La finale de la coupe du monde des clubs opposant le Paris Saint-Germain archi- favori de remporter la compétition et les blues de Chelsea invités surprises, faisant office de victimes expiatoires. Le début de match est à l’avantage des pensionnaires de la Premier League qui bousculent le champion d’Europe en titre. Paris semble emprunté, essoufflé et surtout incapable de multiplier les courses comme c’était le cas lors des rencontres précédentes.

Les londoniens se sont montrés plus généreux dans les efforts et plus présents dans les duels.

Au premier quart d’heure les hommes de Luis Enrique s’en tirent à bon compte le score de départ demeure. Paris se reprend petit à petit et s’offre deux occasions franches coup sur coup. Le portier anglais a dû s’employer pour garder sa cage inviolée.

Sur un ballon contré en milieu de terrain les poulains de Enzo Maresca remontent rapidement le terrain grâce à une passe qui cassent les lignes et poussent Nuno Mendez à la faute. Malo Gusto gagne son duel dans un premier temps. Il tente un tir contré par la défense parisienne. Il reprend ses esprits et sert dans un second temps Cole Palmer qui, d’une frappe pure, nettoie le petit filet de Donnarumma. Paris est mené pour la seconde fois dans ce mondial.

Le jeu reprend dans les mêmes dispositions Paris essaie de prendre le contrôle de la rencontre, Chelsea guette la moindre faille. Suite à une passe coupée au milieu par Enzo Fernandez, les Blues amorcent une contre-attaque. Le jeune Palmer trouvé en profondeur par un coéquipier, passe en revue la défense parisienne, enrhumant Vitinha avant de marquer d’un plat du pied dans le petit filet de Gianluigi Donnarumma. Paris est à terre.

Un tsunami s’abat sur New York.

Le club français joue sans conviction. Les gestes de grande classe qu’ils avaient réussies au tours précédents sont ratés. La fatigue des matchs accumulés durant cette saison hyper longue se fait-elle sentir? Sans doute.
Sur un nouveau ballon récupéré au milieu du terrain Palmer, le grand bonhomme de la première mi-temps, se transmue en passeur décisif et permet au jeune brésilien double buteur en demie finale d’enfoncer le club de la capitale française. En effet, João Pedro, d’un piqué savoureux marque un troisième but synonyme de victoire pour les Blues. La surprise est totale. Les champions d’Europe sont au tapis.

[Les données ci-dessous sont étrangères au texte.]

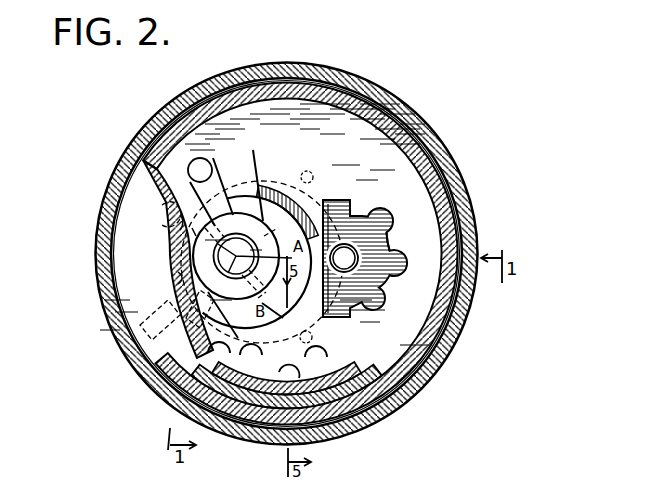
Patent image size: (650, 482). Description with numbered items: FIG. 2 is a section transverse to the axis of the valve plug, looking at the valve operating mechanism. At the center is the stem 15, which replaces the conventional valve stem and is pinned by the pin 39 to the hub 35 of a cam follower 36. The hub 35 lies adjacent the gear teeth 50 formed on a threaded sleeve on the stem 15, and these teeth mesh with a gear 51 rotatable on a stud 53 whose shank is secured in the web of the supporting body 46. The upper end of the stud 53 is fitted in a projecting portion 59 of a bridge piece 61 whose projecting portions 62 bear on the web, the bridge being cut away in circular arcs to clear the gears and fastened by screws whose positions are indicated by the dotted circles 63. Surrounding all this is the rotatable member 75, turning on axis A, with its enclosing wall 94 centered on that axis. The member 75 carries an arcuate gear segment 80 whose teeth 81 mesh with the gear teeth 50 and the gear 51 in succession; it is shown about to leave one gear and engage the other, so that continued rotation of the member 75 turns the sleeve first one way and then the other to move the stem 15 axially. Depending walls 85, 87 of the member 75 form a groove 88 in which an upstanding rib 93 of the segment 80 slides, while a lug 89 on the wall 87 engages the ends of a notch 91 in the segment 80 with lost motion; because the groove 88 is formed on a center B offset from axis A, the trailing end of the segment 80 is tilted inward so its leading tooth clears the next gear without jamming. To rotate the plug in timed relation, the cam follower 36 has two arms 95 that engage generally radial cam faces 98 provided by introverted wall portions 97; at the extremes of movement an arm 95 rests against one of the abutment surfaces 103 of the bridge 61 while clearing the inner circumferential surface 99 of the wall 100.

The stem 15 is at (236, 256).
The hub 35 is at (277, 196).
The cam follower 36 is at (178, 226).
The pin 39 is at (236, 256).
The supporting body 46 is at (96, 249).
The gear teeth 50 is at (318, 200).
The gear 51 is at (379, 208).
The stud 53 is at (348, 260).
The projecting portion 59 is at (372, 248).
The bridge piece 61 is at (344, 170).
The projecting portions 62 is at (274, 166).
The dotted circles 63 is at (307, 171).
The rotatable member 75 is at (412, 125).
The gear segment 80 is at (372, 418).
The teeth 81 is at (336, 356).
The depending wall 85 is at (306, 383).
The depending wall 87 is at (421, 382).
The groove 88 is at (221, 430).
The lug 89 is at (258, 440).
The notch 91 is at (240, 425).
The upstanding rib 93 is at (362, 430).
The enclosing wall 94 is at (430, 160).
The arms 95 is at (232, 172).
The introverted wall portions 97 is at (171, 202).
The cam faces 98 is at (162, 119).
The inner circumferential surface 99 is at (178, 276).
The wall 100 is at (188, 237).
The abutment surfaces 103 is at (305, 170).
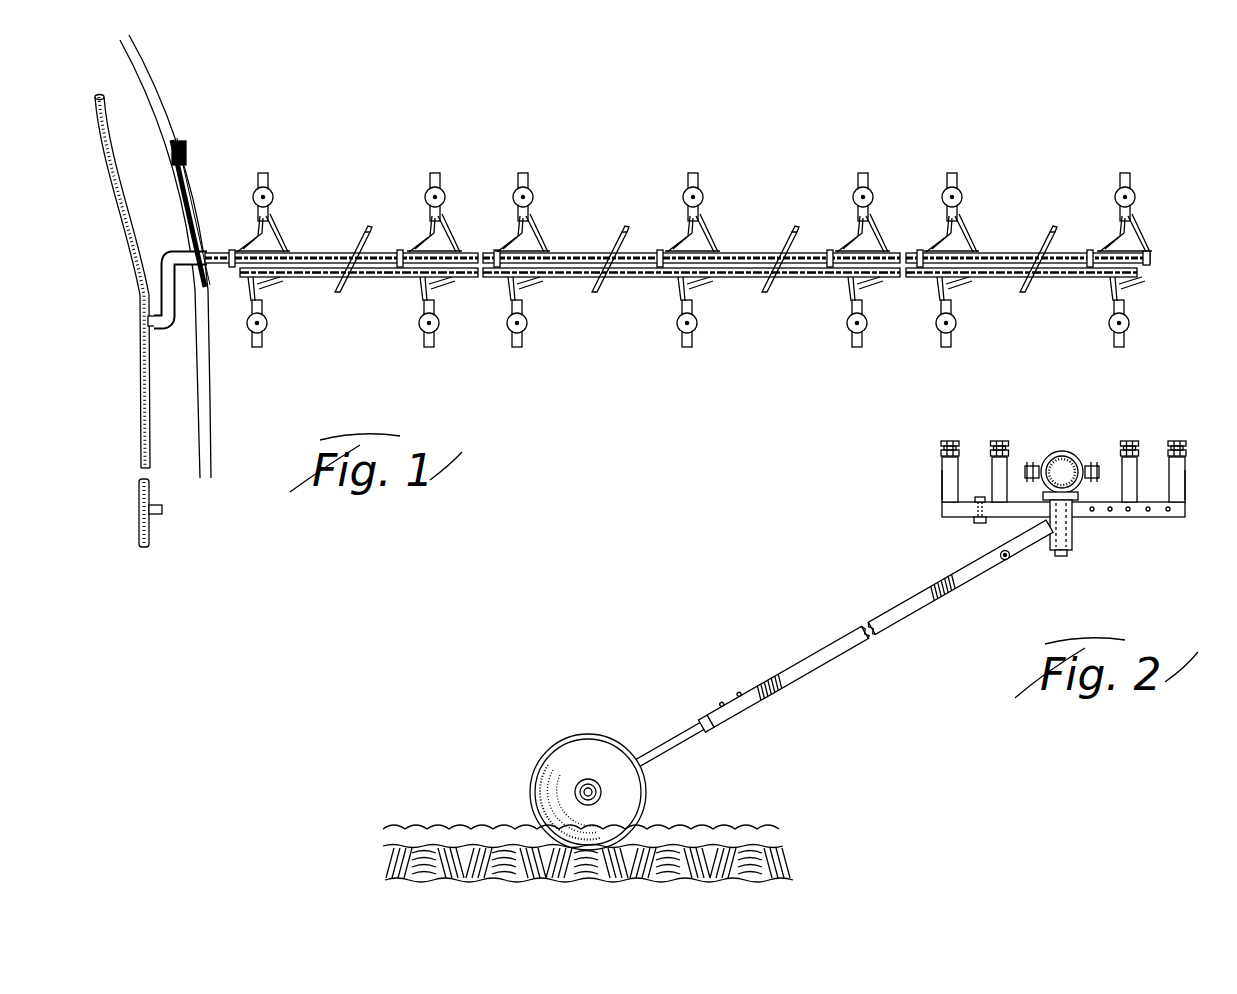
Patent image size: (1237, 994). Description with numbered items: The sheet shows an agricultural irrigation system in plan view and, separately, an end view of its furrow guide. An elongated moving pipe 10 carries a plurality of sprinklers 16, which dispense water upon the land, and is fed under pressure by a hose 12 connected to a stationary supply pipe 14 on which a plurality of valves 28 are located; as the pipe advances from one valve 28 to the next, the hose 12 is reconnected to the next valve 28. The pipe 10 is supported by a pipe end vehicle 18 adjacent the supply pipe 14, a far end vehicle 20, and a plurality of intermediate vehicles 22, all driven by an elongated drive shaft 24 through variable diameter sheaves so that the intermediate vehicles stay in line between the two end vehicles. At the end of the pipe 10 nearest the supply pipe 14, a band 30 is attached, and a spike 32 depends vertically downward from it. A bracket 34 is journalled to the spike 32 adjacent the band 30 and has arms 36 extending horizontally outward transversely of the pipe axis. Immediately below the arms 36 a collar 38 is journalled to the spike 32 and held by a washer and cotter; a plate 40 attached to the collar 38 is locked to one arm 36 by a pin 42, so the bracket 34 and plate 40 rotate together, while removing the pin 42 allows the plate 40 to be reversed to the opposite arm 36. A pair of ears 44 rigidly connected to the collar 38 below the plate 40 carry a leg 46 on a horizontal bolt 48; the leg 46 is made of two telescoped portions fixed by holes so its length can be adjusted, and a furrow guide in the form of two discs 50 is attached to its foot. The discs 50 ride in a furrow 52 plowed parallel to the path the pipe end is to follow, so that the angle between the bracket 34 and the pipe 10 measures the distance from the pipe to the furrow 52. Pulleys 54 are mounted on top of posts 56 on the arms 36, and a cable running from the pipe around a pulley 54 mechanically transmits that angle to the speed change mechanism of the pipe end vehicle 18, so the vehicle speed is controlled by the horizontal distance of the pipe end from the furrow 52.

In FIG. 1, the moving pipe 10 is at (790, 250).
In FIG. 2, the moving pipe 10 is at (1072, 461).
In FIG. 1, the hose 12 is at (178, 284).
In FIG. 1, the supply pipe 14 is at (150, 400).
In FIG. 1, the sprinklers 16 is at (358, 230).
In FIG. 1, the pipe end vehicle 18 is at (288, 216).
In FIG. 1, the far end vehicle 20 is at (1155, 227).
In FIG. 1, the intermediate vehicles 22 is at (534, 296).
In FIG. 1, the drive shaft 24 is at (715, 280).
In FIG. 1, the valves 28 is at (155, 327).
In FIG. 2, the band 30 is at (1050, 455).
In FIG. 2, the spike 32 is at (1074, 523).
In FIG. 2, the bracket 34 is at (1152, 525).
In FIG. 2, the arms 36 is at (955, 520).
In FIG. 2, the collar 38 is at (1073, 540).
In FIG. 2, the plate 40 is at (1000, 522).
In FIG. 2, the pin 42 is at (980, 496).
In FIG. 2, the ears 44 is at (1030, 568).
In FIG. 1, the leg 46 is at (188, 202).
In FIG. 2, the leg 46 is at (893, 620).
In FIG. 2, the horizontal bolt 48 is at (1007, 560).
In FIG. 1, the discs 50 is at (188, 152).
In FIG. 2, the discs 50 is at (590, 733).
In FIG. 1, the furrow 52 is at (203, 400).
In FIG. 2, the furrow 52 is at (690, 826).
In FIG. 2, the pulleys 54 is at (950, 438).
In FIG. 2, the posts 56 is at (940, 480).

En deuxième mi-temps, il faut plus qu’un miracle pour voir Paris renverser le court des événements. Mais, en football tout est possible.

À la reprise Paris pousse pour revenir au score. La défense londonienne veille bien au grain. Le dernier rempart anglais, Robert Sanchez, réussit deux arrêts de classe mondiale, écœurant les attaquants français. Quand le gardien est battu, un défenseur d’un pointu sauve sa cage. Paris semble maudit. Les pensionnaires de Ligue I ne s’avouent pas vaincus. Luis Enrique apporte du sang neuf dans son équipe. Kvaratskhelia est remplacé par Bradley Barcola. Côté anglais, Enzo Fernandez éreinté, cède sa place au brésilien, André Santos. Liam Delapp entre à la place de João Pedro. Sur son premier ballon l’attaquant anglais s’offre une occasion en or. Donnarumma a dû s’employer pour sortir sa frappe enroulée d’une main opposée ferme et mettre le ballon en corner. Paris est toujours vivant. Mais, les minutes s’égrènent.

Le score reste inchangé malgré les autres changements et le rouge sanctionnant un mauvais geste du portugais João Neves. Le jeu devient décousu. Les joueurs du club francilien s’énervent. Le coach italien jubile à côté du terrain. Chelsea tient sa finale et devient la première équipe à gagner tous les trophées en club, League des Champions, Conférence League, Coupe de l’UEFA, Coupe du monde des Clubs. La fin du match se termine dans la confusion générale. Une belle mêlée entre les joueurs et les bancs des deux équipes. Au final, rien n’est jamais acquis avant la rencontre en football. Paris est giflé par une équipe vaillante qui a remporté presque tous ses duels.